We will search the references lists of the studies included in the review for information about further trials. We will contact professionals who specialise in this area for further details of published or unpublished trials that may be relevant to the review. We will not handsearch journals or conference proceedings specifically for this review. Journals covering this subject are more likely to be found in educational or psychological journals with which the reviewers are unfamiliar.

Data collection and analysis

Assessment of search results

Three review authors will screen the titles and abstracts of the reports of studies identified in the electronic searches. The full copies of possibly or definitely relevant studies will be obtained for further assessment. They will be assessed by all the authors who will check if the studies meet the inclusion criteria. Any disagreements will be resolved through discussion. All three review authors will search the reference lists of the studies included in the review for information about other trials.

Assessment of methodological quality

Three review authors will assess methodological quality and any disagreements will be resolved by discussion. We will follow the recommendations for assessing methodological quality given by the Cochrane Eyes and Vision Group based on the Cochrane Reviewers' Handbook (Alderson 2004). We will assess the following parameters:

(1) Selection bias
The method of random allocation to the study will be reviewed to ensure adequate concealment. Interventions should be prescribed once randomisation has been completed.
(2) Performance bias
This will look at the method of masking of participants and researchers. Performance assessors should be unaware of the intervention being received. There may be some difficulty in providing a placebo for some of the ocular interventions therefore masking of participants in the trials will be given a high grading.
(3) Detection bias
Effectiveness of method of masking/blinding the examiner to treatment allocation will be evaluated.
(4) Attrition bias
Analysis of randomised subjects by intention to treat (ITT) and reports of excluded subjects. The completeness of follow up of all the trial participants will be analysed and where there is poor reporting of protocol deviations, dropouts or withdrawals from treatment the study will be graded as poor quality.

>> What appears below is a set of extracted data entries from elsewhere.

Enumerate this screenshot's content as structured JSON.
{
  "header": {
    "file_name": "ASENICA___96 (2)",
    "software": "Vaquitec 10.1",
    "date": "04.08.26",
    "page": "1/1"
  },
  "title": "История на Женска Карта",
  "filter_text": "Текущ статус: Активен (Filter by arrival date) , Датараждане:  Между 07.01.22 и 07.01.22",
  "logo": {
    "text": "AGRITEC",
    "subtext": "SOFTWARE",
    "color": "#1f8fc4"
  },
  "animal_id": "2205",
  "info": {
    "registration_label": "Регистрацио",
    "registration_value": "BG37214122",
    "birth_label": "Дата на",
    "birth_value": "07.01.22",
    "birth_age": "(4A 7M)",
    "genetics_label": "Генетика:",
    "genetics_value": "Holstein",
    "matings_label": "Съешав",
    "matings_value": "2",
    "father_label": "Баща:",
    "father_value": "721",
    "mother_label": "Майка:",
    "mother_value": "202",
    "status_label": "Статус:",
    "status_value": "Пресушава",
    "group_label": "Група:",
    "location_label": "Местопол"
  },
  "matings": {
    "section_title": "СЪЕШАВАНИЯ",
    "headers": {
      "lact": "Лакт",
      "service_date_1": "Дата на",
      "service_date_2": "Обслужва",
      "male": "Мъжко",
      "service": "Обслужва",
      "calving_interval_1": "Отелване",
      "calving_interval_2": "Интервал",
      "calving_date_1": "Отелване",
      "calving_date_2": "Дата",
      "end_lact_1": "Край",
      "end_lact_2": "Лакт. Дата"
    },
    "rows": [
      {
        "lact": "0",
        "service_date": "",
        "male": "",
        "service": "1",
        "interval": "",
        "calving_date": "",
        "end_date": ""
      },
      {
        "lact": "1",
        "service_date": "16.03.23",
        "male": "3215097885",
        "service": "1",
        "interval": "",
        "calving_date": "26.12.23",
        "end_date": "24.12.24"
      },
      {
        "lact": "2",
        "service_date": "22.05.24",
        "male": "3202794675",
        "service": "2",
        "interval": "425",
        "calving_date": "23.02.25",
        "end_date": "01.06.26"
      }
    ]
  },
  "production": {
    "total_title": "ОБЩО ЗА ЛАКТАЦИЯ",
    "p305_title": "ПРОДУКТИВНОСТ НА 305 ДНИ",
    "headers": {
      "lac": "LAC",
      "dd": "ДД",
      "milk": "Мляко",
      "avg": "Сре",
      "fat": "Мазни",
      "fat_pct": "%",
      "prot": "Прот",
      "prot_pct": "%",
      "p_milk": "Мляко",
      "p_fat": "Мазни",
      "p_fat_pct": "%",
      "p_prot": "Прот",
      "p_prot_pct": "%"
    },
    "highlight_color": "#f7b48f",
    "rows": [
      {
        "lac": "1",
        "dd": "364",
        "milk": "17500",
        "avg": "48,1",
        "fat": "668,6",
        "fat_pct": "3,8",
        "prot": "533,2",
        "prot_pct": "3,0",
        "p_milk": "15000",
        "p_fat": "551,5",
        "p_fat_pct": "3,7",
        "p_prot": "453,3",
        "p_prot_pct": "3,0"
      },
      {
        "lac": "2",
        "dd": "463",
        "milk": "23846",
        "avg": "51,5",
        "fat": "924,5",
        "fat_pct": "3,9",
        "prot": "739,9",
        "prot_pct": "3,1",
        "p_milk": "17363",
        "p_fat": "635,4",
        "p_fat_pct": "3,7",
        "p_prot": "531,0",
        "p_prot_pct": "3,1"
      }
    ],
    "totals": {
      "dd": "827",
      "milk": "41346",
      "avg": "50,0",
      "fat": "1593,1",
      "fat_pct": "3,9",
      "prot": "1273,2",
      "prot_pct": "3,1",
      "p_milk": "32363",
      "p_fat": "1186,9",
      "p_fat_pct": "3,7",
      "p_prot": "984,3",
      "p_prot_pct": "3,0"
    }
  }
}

Each of the above parameters will be graded A ‐adequate B ‐unclear C ‐ inadequate. Authors will be contacted if any of the parameters are unclearly described in the trial.

Data collection

We will use a pre‐specified extraction form that has been piloted before being applied to all studies. We will resolve discrepancies by referring to the original papers and discussion. Information extracted will include methods, participants, interventions and outcomes. We will contact authors where data is incomplete or inadequate for the review.

Data synthesis

Trials included in the review will be checked for homogeneity and, if appropriate, meta‐analysis will be carried out. This will be done using Review Manager 4.2. Where there is heterogeneity a descriptive summary of results will be given.

We anticipate there will be two sets of data: intervention versus no treatment and one intervention versus another intervention. If this is the case these will be summarised separately. Where outcomes are dichotomous we will use odds ratio or relative risk ratio and for continuous data we will use the weighted mean difference. Where outcome measurements use different instruments, similar enough to be combined, we will present the standardised mean difference.

Sensitivity analysis

Sensitivity analysis will be conducted on the summary effect of the review by excluding trials of lower methodological quality, unpublished studies and also where the Wilkins Rate of Reading test has been used.